The rapprochement continues when his successor Condoleezza Rice visits the following year.

2006-2007: US sanctions are toughened.

2008: A US diplomat and his driver are shot dead in Khartoum. Four Islamists are condemned to death for the killings.

2009: Khartoum hopes for "real change" with arrival of president Barack Obama, but he takes a carrot-and-stick approach.

2010: US sanctions prolonged.

South Sudan wins independence

January 2011: The US says it is ready to normalize relations if the Christian-majority South Sudan can break away peacefully.

July 2011: Both Washington and Khartoum recognize South Sudan on the day of its independence.
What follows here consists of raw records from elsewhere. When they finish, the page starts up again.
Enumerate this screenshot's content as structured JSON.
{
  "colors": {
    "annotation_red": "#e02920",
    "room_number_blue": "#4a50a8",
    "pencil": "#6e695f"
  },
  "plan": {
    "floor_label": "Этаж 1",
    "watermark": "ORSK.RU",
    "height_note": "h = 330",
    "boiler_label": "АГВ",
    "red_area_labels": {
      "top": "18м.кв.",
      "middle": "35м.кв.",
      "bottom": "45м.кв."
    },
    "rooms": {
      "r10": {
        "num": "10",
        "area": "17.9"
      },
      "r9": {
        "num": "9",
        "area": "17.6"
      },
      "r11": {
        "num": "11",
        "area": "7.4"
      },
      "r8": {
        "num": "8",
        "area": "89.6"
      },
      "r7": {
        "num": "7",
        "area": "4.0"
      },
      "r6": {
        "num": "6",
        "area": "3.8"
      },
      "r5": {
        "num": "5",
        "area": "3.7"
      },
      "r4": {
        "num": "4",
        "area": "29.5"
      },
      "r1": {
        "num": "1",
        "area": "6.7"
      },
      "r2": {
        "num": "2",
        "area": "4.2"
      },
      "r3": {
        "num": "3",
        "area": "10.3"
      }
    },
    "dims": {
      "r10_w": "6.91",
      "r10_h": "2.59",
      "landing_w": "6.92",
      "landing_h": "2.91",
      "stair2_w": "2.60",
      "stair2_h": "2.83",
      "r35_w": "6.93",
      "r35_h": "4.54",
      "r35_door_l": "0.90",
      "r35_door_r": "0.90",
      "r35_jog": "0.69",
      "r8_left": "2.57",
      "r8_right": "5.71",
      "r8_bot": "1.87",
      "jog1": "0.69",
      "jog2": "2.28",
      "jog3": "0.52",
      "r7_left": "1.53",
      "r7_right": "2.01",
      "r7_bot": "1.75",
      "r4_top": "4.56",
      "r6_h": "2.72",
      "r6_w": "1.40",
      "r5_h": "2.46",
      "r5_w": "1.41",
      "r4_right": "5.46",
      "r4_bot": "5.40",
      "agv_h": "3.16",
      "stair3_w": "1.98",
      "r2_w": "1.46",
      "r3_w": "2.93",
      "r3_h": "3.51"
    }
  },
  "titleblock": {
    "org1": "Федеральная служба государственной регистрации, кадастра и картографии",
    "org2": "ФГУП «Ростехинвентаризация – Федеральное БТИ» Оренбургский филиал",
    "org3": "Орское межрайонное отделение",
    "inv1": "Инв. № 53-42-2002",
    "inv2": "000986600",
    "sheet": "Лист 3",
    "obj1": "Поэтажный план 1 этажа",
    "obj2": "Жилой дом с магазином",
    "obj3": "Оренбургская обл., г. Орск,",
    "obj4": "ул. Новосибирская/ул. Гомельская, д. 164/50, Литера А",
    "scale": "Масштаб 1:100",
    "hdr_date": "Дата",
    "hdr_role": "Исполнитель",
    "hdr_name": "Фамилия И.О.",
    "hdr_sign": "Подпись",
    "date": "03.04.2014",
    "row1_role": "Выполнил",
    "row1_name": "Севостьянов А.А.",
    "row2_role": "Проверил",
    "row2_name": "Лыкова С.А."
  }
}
September 2011: Khartoum demands to be removed from the terrorism blacklist, but the US says violence in Sudan's Blue Nile and Southern Kordofan states must stop.

Enter George Clooney

March 2012: Washington calls for Sudan to allow humanitarian aid into Southern Kordofan, with Hollywood star George Clooney accusing Khartoum of crimes against humanity.

August 2012: Sudan and newly independent South Sudan clash in oil-rich border zones.

2013: Washington calls Bashir's request for a US visa to attend the UN "deplorable". Bashir is wanted to face trial at the International Criminal Court on charges of war crimes and genocide in Darfur.

2014: The US condemns atrocities committed by pro-government militias in Darfur, and air strikes on civilians in Blue Nile and Southern Kordofan.

October 2017: The US ends its 20-year-old trade embargo against Sudan, but keeps Khartoum on its terrorism list.

Bashir deposed

April 11, 2019: After four months of street protests, Bashir falls and is arrested by the military.

In December that year US Secretary of State Mike Pompeo says an ambassador will be sent to Khartoum for the first time in 23 years. Sudan is taken off its religious freedom blacklist.

February 2020: Sudan agrees to compensate the families of 17 US sailors killed off Yemen in an Al-Qaeda attack on the USS Cole in 2000.

A similar deal for the relatives of those killed in the 1998 embassy bombings in Nairobi and Dar es Salaam is also in the pipeline, it says.

General Abdel Fattah al-Burhan, who heads Sudan's transitional sovereign council, is invited to Washington. The same month he meets Israeli Prime Minister Benjamin Netanyahu in Uganda.

October 2020: Trump says Sudan is no longer a state sponsor of terrorism as he announces that the country is normalizing relations with Israel.